Samoleczenie jako sposób radzenia sobie z dolegliwościami lub chorobami fizycznymi czy urazami było znane od dawna i przekazywane z pokolenia na pokolenie. W XX wieku wraz z szybkim rozwojem medycyny znaczenie samoleczenia zmniejszyło się. Jednak ostatnio coraz bardziej wzrasta z powodu zwiększenia świadomości zdrowotnej i poznania czynników ryzyka oraz wprowadzenia suplementów diety, a szczególnie z powodu rozszerzenia asortymentu leków określanych jako OTC, czyli sprzedawanych bez recepty. Do pewnego czasu OTC były przede wszystkim kupowane w celu samodzielnego leczenia chorób przeziębieniowych, różnorodnych błahych dolegliwości bólowych lub ze strony przewodu pokarmowego, jednak w ostatnich latach samoleczenie jest propagowane także w chorobach uczuleniowych, pulmonologii, a nawet w kardiologii. Opinie różnych strategów zdrowotnych przekonują o konieczności samoleczenia ze względu na niewydolność systemów opieki zdrowotnej, trudny dostęp do lekarza, wielomiesięczne kolejki oraz wysokie koszty badań diagnostycznych. Światowa Organizacja Zdrowia wzbogaciła definicję samoleczenia o dodatkowe elementy jak troska o zdrowie z monitorowaniem stanu zdrowia także w przypadku chorób przewlekłych.
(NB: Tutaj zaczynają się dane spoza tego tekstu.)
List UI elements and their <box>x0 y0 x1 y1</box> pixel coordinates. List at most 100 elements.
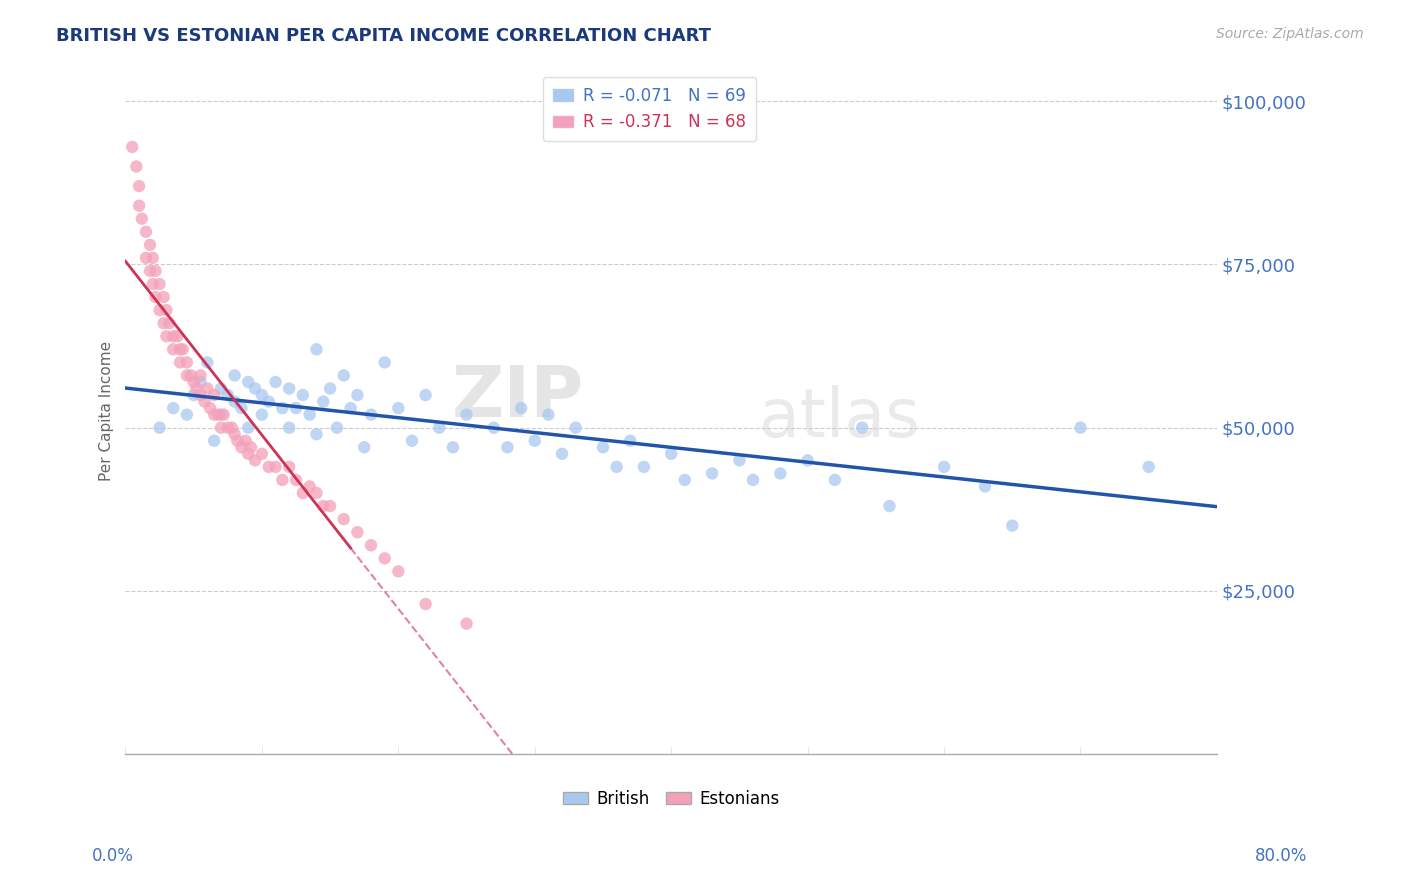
Point <box>202 388 225 402</box>
Point <box>250 408 273 422</box>
Point <box>224 427 246 442</box>
Point <box>271 401 294 416</box>
Point <box>374 355 396 369</box>
Point <box>212 408 235 422</box>
Point <box>319 382 342 396</box>
Point <box>285 401 308 416</box>
Point <box>291 486 314 500</box>
Point <box>128 179 150 194</box>
Point <box>551 447 574 461</box>
Point <box>139 264 162 278</box>
Point <box>186 382 208 396</box>
Point <box>305 343 328 357</box>
Point <box>510 401 533 416</box>
Point <box>606 459 628 474</box>
Point <box>291 388 314 402</box>
Point <box>659 447 682 461</box>
Point <box>278 420 301 434</box>
Point <box>209 408 232 422</box>
Point <box>298 408 321 422</box>
Point <box>1001 518 1024 533</box>
Point <box>319 499 342 513</box>
Point <box>224 394 246 409</box>
Point <box>169 355 191 369</box>
Point <box>190 388 212 402</box>
Point <box>285 473 308 487</box>
Point <box>264 459 287 474</box>
Point <box>226 434 249 448</box>
Point <box>162 343 184 357</box>
Y-axis label: Per Capita Income: Per Capita Income <box>100 342 114 482</box>
Point <box>332 368 354 383</box>
Point <box>142 277 165 291</box>
Point <box>673 473 696 487</box>
Point <box>742 473 765 487</box>
Point <box>183 375 205 389</box>
Point <box>415 597 437 611</box>
Point <box>207 408 229 422</box>
Point <box>217 420 239 434</box>
Point <box>166 329 188 343</box>
Point <box>176 408 198 422</box>
Point <box>353 440 375 454</box>
Point <box>176 355 198 369</box>
Point <box>332 512 354 526</box>
Point <box>209 420 232 434</box>
Text: BRITISH VS ESTONIAN PER CAPITA INCOME CORRELATION CHART: BRITISH VS ESTONIAN PER CAPITA INCOME CO… <box>56 27 711 45</box>
Point <box>231 440 253 454</box>
Point <box>125 160 148 174</box>
Point <box>238 375 260 389</box>
Text: 0.0%: 0.0% <box>91 847 134 865</box>
Point <box>305 486 328 500</box>
Point <box>1069 420 1091 434</box>
Point <box>202 408 225 422</box>
Point <box>523 434 546 448</box>
Point <box>162 401 184 416</box>
Point <box>135 251 157 265</box>
Point <box>456 408 478 422</box>
Point <box>180 368 202 383</box>
Point <box>152 316 174 330</box>
Point <box>176 368 198 383</box>
Point <box>240 440 263 454</box>
Point <box>235 434 257 448</box>
Point <box>243 453 266 467</box>
Point <box>243 382 266 396</box>
Point <box>879 499 901 513</box>
Point <box>139 237 162 252</box>
Point <box>148 303 170 318</box>
Point <box>851 420 873 434</box>
Point <box>148 277 170 291</box>
Point <box>198 401 221 416</box>
Point <box>142 251 165 265</box>
Point <box>401 434 423 448</box>
Point <box>456 616 478 631</box>
Point <box>195 355 218 369</box>
Point <box>155 329 177 343</box>
Point <box>172 343 194 357</box>
Point <box>346 388 368 402</box>
Text: atlas: atlas <box>758 385 920 451</box>
Point <box>312 394 335 409</box>
Point <box>162 329 184 343</box>
Point <box>250 388 273 402</box>
Point <box>592 440 614 454</box>
Point <box>121 140 143 154</box>
Point <box>131 211 153 226</box>
Point <box>190 368 212 383</box>
Point <box>195 382 218 396</box>
Point <box>387 401 409 416</box>
Point <box>257 394 280 409</box>
Point <box>298 479 321 493</box>
Point <box>326 420 349 434</box>
Point <box>339 401 361 416</box>
Point <box>152 290 174 304</box>
Point <box>135 225 157 239</box>
Point <box>564 420 586 434</box>
Point <box>257 459 280 474</box>
Point <box>427 420 450 434</box>
Point <box>496 440 519 454</box>
Point <box>128 199 150 213</box>
Point <box>346 525 368 540</box>
Point <box>148 420 170 434</box>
Samoleczenie ma obejmować także kontrolę ciśnienia, poziomu cukru we krwi, profilaktyczną dietę, aktywność fizyczną, co wymaga edukacji i zdobywania wielu informacji z anatomii, fizjologii, fizjopatologii i farmakologii. W wyniku rozszerzenia wskazania do samoleczenia na choroby przewlekłe i nawracające, lekarz po wstępnym rozpoznaniu choroby i przepisaniu pierwszej dawki leków traktowany jest jako doradca, który co pewien czas ma kontrolować stan zdrowia pacjenta. Samoleczenie jest popierane nie tylko przez rządy państw, ale Komisje i Parlament Europejski. Według zwolenników samoleczenie daje ogromne oszczędności finansowe dla pacjenta i budżetu państwa, a także oszczędność czasu chorego i lekarza, chociaż w swoich kalkulacjach propagatorzy samoleczenia nie uwzględniają strat wynikających z polekowych powikłań i hospitalizacji spowodowanych efektami ubocznymi leków, które są ogromne. Nie policzono kosztów nadużywania leków, powikłań z powodu interakcji z innymi lekami czy opóźnienia związane z brakiem diagnozy poważnej choroby.
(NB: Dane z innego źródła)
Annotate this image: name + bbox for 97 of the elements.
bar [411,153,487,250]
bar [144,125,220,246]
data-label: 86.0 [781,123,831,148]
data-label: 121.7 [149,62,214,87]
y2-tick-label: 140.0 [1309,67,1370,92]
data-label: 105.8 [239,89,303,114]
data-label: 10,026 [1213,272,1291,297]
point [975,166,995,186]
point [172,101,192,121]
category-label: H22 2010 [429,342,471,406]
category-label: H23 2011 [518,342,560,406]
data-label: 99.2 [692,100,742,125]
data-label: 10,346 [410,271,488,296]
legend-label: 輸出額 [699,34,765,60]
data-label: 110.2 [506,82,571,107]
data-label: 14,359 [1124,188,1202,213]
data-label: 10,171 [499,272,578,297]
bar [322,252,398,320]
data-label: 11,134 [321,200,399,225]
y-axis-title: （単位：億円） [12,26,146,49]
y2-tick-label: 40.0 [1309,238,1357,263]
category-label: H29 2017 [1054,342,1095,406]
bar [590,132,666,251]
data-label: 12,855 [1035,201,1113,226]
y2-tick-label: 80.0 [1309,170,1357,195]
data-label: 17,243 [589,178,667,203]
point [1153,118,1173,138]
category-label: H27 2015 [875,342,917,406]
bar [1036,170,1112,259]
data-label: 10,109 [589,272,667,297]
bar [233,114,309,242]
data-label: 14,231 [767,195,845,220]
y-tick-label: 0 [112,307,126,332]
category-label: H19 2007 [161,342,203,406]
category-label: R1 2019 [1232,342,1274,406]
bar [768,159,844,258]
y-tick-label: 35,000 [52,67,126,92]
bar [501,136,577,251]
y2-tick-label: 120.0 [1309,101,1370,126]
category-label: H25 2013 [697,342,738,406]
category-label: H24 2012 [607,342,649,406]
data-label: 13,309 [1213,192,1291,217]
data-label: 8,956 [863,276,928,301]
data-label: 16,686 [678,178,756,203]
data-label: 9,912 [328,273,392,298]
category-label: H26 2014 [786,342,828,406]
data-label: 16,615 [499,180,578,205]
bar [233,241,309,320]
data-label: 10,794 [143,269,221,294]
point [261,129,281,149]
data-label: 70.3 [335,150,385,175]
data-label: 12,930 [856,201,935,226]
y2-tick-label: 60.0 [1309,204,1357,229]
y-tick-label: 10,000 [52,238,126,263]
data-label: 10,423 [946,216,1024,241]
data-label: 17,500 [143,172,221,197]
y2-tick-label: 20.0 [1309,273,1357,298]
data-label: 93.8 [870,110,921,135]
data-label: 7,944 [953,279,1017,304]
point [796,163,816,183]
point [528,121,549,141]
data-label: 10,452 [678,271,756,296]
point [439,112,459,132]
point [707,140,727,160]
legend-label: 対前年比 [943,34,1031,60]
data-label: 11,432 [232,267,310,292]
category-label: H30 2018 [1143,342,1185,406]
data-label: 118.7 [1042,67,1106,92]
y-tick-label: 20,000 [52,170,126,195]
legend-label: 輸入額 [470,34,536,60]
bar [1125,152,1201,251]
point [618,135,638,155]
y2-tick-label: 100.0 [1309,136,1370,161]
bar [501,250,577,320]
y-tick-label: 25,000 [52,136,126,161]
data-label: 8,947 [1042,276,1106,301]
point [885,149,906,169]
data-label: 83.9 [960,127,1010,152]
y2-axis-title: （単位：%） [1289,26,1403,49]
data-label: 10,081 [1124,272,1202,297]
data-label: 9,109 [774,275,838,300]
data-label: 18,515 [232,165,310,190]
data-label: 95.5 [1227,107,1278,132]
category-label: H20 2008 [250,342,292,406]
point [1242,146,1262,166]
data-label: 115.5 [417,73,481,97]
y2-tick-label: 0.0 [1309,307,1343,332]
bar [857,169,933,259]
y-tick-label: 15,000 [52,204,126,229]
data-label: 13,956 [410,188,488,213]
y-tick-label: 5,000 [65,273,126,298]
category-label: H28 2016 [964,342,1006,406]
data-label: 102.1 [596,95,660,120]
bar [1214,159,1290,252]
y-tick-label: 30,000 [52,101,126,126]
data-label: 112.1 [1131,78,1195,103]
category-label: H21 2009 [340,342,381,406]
Samoleczenie może zwiększać ryzyko wystąpienia działań ubocznych leków zwłaszcza u starszych osób, które cierpiąc na różne schorzenia przewlekłe, zażywają wiele preparatów. Jak wykazały badania z USA, zażywanie siedmiu różnych leków przez pacjentów po 65. roku życia zwiększa ryzyko wystąpienia choroby polekowej, która znajduje się w pierwszej dziesiątce przyczyn zgonów, będąc powodem licznych hospitalizacji. Badania dowiodły, że od 30 do 70 procent hospitalizacji związanych z błędną terapią lekową można było uniknąć. Według danych WHO niepożądane działania leków zajmują 4. lub 6. miejsce w klasyfikacji zgonów w USA i aż 10-20 procent środków przeznaczanych na ochronę zdrowia jest zużywane na eliminację niepożądanych działań leków. Mimo narastających problemów i zagrożeń, samoleczenie zostało nawet uznane za element długoterminowej polityki w zakresie ochrony zdrowia.
W Polsce popularność leków OTC rozpoczęła się w 1993 r. wraz z unijnym rozporządzeniem umożliwiającym reklamę w telewizji i od tego czasu rynek leków pozarecepturowych rozwija się bardzo szybko i jest szacowany na miliardy złotych. Dane z 2008 r. szacują, że 75 procent Polaków korzysta z leków bez recepty.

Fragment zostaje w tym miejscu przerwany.